Kristallzucker, Rohrzucker, Kandiszucker, Hagelzucker… Zucker versüsst uns das Leben ganz schön.

Zucker ist nicht gleich Zucker. Schmeckt Kristallzucker im Mund relativ unspektakulär, sorgt der malzige Geschmack von Kandiszucker bei vielen Speisen und Getränken für das gewisse Etwas.

Rohrzucker

Rohrzucker wird aus Zuckerrohr gewonnen. Von allen Zuckersorten weisst der ungereinigte braune Rohrzucker am meisten Mineralstoffe und Vitamine auf. Die Mengen sind aber so gering, dass keine höhere Nahrungsmittelqualität gegeben ist. Rohrzucker zeichnet sich durch eine leicht bräunliche Farbe und einen karamelligen Geschmack aus. Er wird zum Backen von dunklen Kuchen wie Nusskuchen, zum Süssen von Kaffee oder zum Dekorieren von Cocktails wie Caipirinha gebraucht.

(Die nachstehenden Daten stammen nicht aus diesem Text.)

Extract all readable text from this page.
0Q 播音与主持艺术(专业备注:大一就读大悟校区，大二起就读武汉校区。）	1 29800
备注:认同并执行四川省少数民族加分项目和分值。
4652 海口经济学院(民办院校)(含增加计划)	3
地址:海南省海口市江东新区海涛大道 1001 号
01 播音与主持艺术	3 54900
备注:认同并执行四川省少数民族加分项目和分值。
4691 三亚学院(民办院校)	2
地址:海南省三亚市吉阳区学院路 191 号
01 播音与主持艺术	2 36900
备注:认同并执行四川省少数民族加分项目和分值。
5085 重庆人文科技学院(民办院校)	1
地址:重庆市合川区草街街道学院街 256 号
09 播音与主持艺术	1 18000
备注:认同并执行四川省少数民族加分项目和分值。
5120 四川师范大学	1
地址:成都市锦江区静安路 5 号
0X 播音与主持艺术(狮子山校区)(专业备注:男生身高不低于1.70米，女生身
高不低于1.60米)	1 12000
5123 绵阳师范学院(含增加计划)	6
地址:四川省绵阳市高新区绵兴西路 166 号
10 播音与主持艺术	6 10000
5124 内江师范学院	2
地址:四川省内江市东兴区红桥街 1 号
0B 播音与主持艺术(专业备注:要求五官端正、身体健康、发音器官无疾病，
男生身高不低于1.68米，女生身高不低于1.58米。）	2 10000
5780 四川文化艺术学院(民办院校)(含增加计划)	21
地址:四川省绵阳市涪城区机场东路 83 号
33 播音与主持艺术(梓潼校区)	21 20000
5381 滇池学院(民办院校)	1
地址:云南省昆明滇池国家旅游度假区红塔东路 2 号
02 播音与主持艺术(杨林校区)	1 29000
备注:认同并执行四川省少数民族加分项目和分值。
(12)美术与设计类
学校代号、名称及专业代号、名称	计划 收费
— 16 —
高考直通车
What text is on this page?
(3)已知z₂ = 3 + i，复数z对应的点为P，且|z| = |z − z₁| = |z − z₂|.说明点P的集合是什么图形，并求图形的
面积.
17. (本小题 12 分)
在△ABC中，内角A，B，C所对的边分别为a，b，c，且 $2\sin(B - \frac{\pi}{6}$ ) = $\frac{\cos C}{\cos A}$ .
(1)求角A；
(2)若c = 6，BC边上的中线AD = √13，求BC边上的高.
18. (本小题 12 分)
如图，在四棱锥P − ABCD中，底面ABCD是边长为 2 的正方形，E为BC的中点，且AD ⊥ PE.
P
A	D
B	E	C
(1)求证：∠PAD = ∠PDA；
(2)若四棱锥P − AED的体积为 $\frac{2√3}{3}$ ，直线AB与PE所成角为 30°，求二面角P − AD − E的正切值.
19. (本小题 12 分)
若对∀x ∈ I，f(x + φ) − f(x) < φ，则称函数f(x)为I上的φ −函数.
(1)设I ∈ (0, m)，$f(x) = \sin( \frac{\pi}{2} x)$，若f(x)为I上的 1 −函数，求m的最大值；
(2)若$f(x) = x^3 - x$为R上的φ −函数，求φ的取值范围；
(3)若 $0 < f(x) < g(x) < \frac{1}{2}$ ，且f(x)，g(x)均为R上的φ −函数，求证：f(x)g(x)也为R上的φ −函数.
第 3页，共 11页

Der Unterschied zwischen Vollrohrzucker und Rohrohzucker besteht darin, dass der Zuckerrohrsaft durch die Zugabe von kleinen Zuckerkristallen zur Kristallisation angeregt wird. Der auskristallisierte Zucker wird dann gereinigt und es entsteht der Rohrohrzucker. Dadurch erhält er eine hellere Farbe und ist geschmacklich milder einzustufen als Vollrohrzucker. Rohrohrzucker eignet sich überall da, wo eine milde Süsse gewünscht ist, die den Geschmack der anderen Zutaten nicht überdeckt.

Fruchtzucker

Fruchtzucker kommt in der Natur vor allem in Früchten und Honig vor. Da er den Blutzuckerspiegel nicht so ansteigen lässt, wie Kristallzucker, wird er von Diabetikern oft zum Süssen von Lebensmitteln verwendet. Fruchtzucker klingt zwar gesünder als Kristallzucker, ist es aber nicht. Da Fruchtzucker zu keinem Sättigungsgefühl führt, besteht die Gefahr tendenziell mehr zu verzehren, als dies bei einem mit einem Produkt mit Kristallzucker der Fall wäre.

So verlockend Zucker und seine Alternativen auch sein mögen, im Übermass genossen kann er gesundheitliche Probleme wie Karies, Übergewicht und Diabetes 2 verursachen. Längst hat die Nahrungsmittelindustrie andere Angebote entwickelt, um das Zuckerproblem, bzw. die damit verbundenen Risiken zu entschärfen – beispielsweise Zuckeraustauschstoffe.